In a former posting, I brought up Nabokov's description of the Russian word
"Toska"
Vladmir Nabokov: “
No single word in English renders all the shades of toska. At
its deepest and most painful, it is a sensation of great spiritual anguish,
often without any specific cause. At less morbid levels it is a dull ache of the
soul, a longing with nothing to long for, a sick pining, a vague restlessness,
mental throes, yearning. In particular cases it may be the desire for somebody
of something specific, nostalgia, love-sickness.
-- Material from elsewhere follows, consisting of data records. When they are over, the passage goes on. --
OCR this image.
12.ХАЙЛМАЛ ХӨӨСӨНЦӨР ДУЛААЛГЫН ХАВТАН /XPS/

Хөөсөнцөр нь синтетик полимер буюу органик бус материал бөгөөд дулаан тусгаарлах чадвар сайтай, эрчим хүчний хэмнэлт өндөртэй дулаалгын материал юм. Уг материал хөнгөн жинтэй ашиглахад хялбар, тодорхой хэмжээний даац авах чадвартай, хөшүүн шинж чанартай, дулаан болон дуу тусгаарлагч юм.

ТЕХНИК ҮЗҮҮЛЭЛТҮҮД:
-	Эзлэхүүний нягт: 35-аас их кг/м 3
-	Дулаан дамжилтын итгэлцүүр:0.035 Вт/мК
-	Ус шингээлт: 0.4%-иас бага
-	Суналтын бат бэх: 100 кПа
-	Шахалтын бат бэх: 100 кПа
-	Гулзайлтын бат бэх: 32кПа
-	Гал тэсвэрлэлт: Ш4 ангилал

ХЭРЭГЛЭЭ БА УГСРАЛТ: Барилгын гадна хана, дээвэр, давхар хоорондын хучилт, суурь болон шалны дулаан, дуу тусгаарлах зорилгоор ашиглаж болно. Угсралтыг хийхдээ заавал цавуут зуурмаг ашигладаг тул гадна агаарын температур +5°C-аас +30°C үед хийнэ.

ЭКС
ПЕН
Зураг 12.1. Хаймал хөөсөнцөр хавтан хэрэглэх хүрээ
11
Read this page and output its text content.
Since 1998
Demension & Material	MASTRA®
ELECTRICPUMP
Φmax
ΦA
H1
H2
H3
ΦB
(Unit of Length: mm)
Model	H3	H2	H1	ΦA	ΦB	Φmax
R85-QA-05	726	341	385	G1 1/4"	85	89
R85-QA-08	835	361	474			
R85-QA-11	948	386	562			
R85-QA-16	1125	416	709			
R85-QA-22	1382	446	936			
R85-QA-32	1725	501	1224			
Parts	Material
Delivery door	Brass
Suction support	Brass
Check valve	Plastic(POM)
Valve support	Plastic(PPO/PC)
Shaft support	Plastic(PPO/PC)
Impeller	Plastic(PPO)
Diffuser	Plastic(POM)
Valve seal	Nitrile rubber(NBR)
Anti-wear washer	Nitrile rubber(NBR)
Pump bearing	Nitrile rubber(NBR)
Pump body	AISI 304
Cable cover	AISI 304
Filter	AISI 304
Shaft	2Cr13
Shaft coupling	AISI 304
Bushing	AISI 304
At the lowest level it grades
into ennui, boredom.”
There are developments to this
EO I- XXXIV entry in
n. to Three:VII: 10: "
Toska is the generic term for
a feeling of physical or metaphysical dissatisfaction, a sense of longing, a
dull anguish, a preying misery, a gnawing mental ache."
At the end of his note to"/Sgoráya négoy i toskóy:" (p.337)
Nabokov adds: "Pushkin's three favorite words, nega,
toska, and tomlen'e, are all collected here in one
bunch."
According to him "nega ranges from
'mollitude'...through various shades of amorous pensiveness...to outright
voluptuousness."
When Nabokov applies "mollitude", in Ada, there seems to be
no indication to Pushkin, rather the opposite for, from what I recollect,
in Ada it is associated to male vulgarity and not to a romantic
maiden's burning "with all the French languours of flesh and
fancy." [cf. also p.360: sensuousness...aching
(négi...toskúyushchey)].
From a different angle, Nabokov's returns once again to "Toska" in his
Lectures on Don Quixote (Ed.Bowers, p. 69)
"Sancho has gone and Don Quixote is strangely alone and
suddenly feels himself permeated with a strange sense of loneliness and
yearning, something more than merely a sense of solitude, a kind of purposeless
nostalgic longing." He retires to his room and the reader "can see through
the window bars the gleam of the bright green stockings he is slowly shedding
and studying - just as in reading another famous story, where the grotesque and
the lyrical are somewhat similarly interwoven, Gogol's Dead Souls, we
shall glimpse ...the glossy leather of a pair of new boots that a dreaming
lodger admires...But Don Quixote's stockings are anything bu new. O disaster,
the narrator sighs as he contemplates the bursting of several stitches in the
left stocking... The wrteched sense of poverty mingles with his general
dejection and he finally goes to bed, moody and heavy-hearted. Is it only
Sancho´s absence and the burst threads of his stockings that induce this
sadness, this Spanish soledad, this Portuguese
saudades, this French
angoisse, this German
Sensucht, this Russian
toska? We wonder – we wonder if it does not go deeper. Remember
that Sancho, his squire, is the crutch of Quixote's madness, the prop of his
delusion, and now Don Quixote is strangely alone.”
In both instances (EO and Quixote) it is mentioned close to
a lady (Tatiana and Altisidora) and, particularly in Quixote,
referred to a defenseless state of madness, when dreams
may permeate reality in a new revelatory way.